Marine veteran gets 20 years after kidnapping man and shooting him in back of head

Federal prosecutors said the victim was lured from Jamestown to rural Pennsylvania and buried after a 2014 shooting.

BUFFALO, N.Y. — A New York veteran was sentenced to 20 years in federal prison after admitting he helped kidnap a man in 2014, drive him across state lines to Pennsylvania and kill him in what prosecutors said was an effort to silence someone believed to be helping police.

Anthony Neubauer, 39, of Falconer was sentenced Feb. 24 by U.S. District Judge Elizabeth A. Wolford after pleading guilty to aiding and abetting a kidnapping in the death of Joseph Anthony. The punishment closed one major chapter in a case that sat for years before investigators reopened it, tying together a shooting in Pennsylvania, a burial on private land and a motive built around fear that Anthony would cooperate with law enforcement.

Prosecutors said the crime began May 27, 2014, in Jamestown, a city near the Pennsylvania line in southwestern New York. Anthony was told he could get cocaine, according to federal prosecutors, and that claim was used to get him to travel with Neubauer and Matthew Rudy to property owned by Rudy in Pennsylvania. Once there, authorities said, the story changed. They told Anthony there was no cocaine. Then, according to the government, he was shot and killed and buried on the property. In announcing the sentence years later, U.S. Attorney Michael DiGiacomo said Neubauer and his co-defendant went to great lengths to silence someone they believed was cooperating in an investigation.

The federal case turned on the kidnapping charge rather than a murder count in New York or Pennsylvania state court. Prosecutors said the interstate travel gave the case a strong federal hook, and they described the killing as part of the same scheme that began when Anthony was lured from Jamestown. Court authorities identified Neubauer as a Falconer resident and said he had already admitted his role before sentencing. Rudy, who owned the Pennsylvania property where Anthony was buried, was previously convicted as an accessory after the fact and sentenced to 60 months in prison. Officials have said Anthony was taken to Pennsylvania because Neubauer and Rudy believed he was a cooperator. Public accounts of the case do not answer every question, including what specific investigation they thought he might discuss with police.

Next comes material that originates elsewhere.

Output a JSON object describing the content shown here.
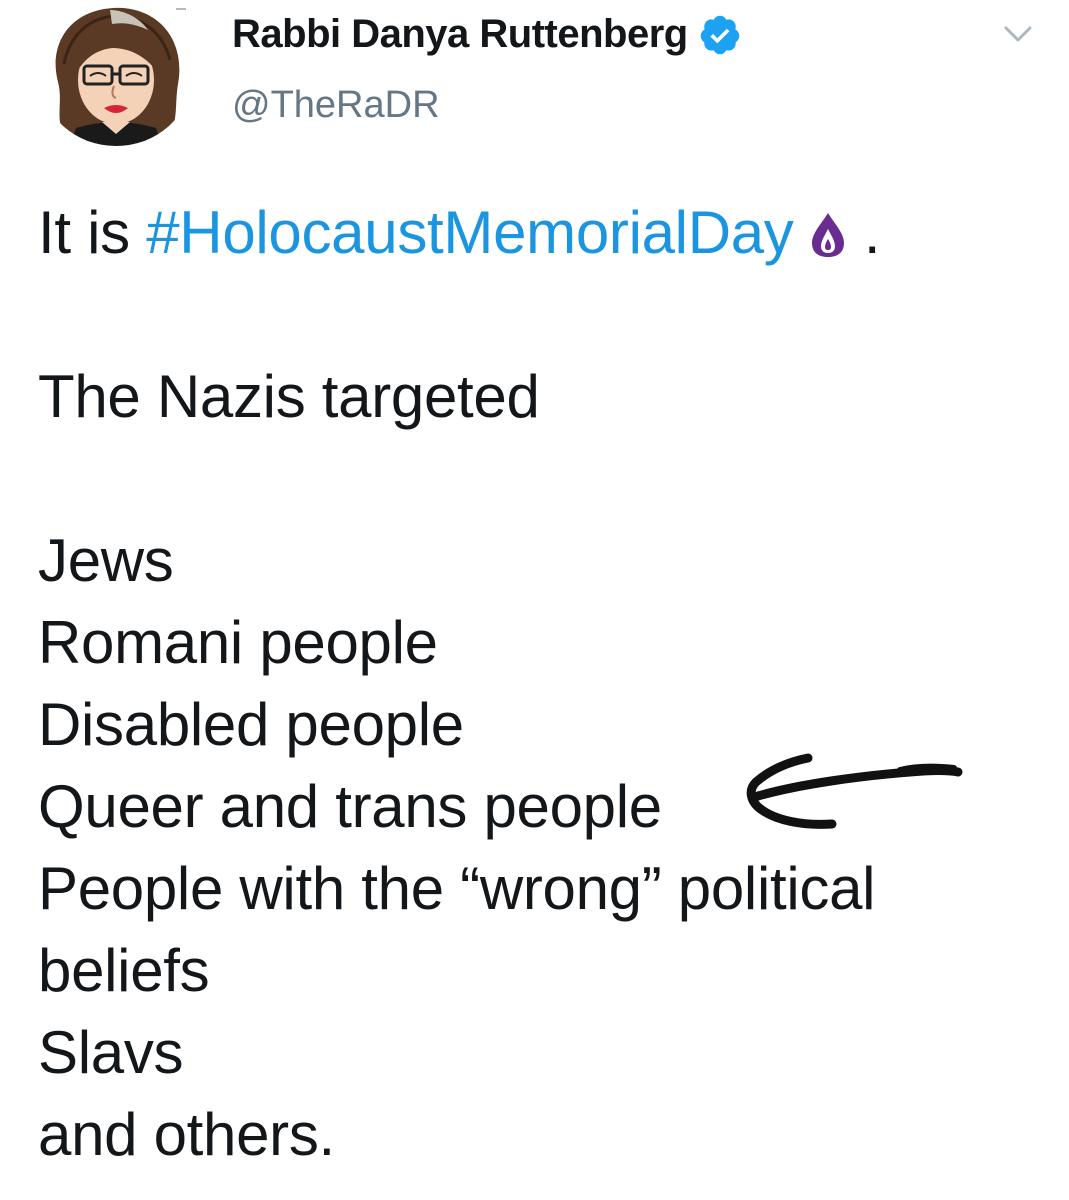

The case drew added attention because local coverage and later crime coverage described Neubauer as a former Marine and Army veteran who had been known by the nickname “Captain America.” But the sentence itself rested on the facts of the kidnapping and killing, not on his military background or nickname. The broader context was a cold-case homicide that forced investigators to work backward across time and across state lines. Jamestown police and the FBI eventually rebuilt the timeline, according to federal officials, and Warren County authorities in Pennsylvania assisted because the burial site was on land there. That cross-border mix explains why the case stayed in public view even after the killing was more than a decade old.

Federal prosecutors said the investigation that led to sentencing was carried out by the Jamestown Police Department and the FBI, with help from the Warren County, Pennsylvania, district attorney’s office. DiGiacomo said the long delay did not erase the conduct, and FBI Buffalo Special Agent-in-Charge Philip Tejera said the sentence showed the bureau would keep working cold cases no matter how much time had passed. Neubauer’s sentence followed his guilty plea in 2024 and Rudy’s separate sentencing in 2025. No new public hearing date has been announced in the case, and federal officials have not said whether any further charges against anyone else are expected. For now, the formal next step is the start of Neubauer’s prison term under the federal judgment entered in Buffalo.

Even in its closing stage, the case carried the feel of two places joined by one violent path: Jamestown, where Anthony was last drawn into the scheme, and the Pennsylvania property where prosecutors said the plan ended in a killing and burial. The public record is stark and spare. It says Anthony was promised drugs, taken over the state line, confronted with the lie and then killed. It says the men involved believed he might talk to police. And it says investigators kept returning to the case until they could prove enough to secure guilty pleas and prison sentences. Those facts, more than the nickname attached to one defendant, explain why the case still stands out in western New York.

Both federally charged defendants have now been sentenced, and the last major public milestone was Wolford’s Feb. 24 sentencing of Neubauer in Buffalo. Unless prosecutors announce further action, the next development is likely to be administrative rather than dramatic: the continued service of the prison terms already imposed.

Author note: Last updated March 23, 2026.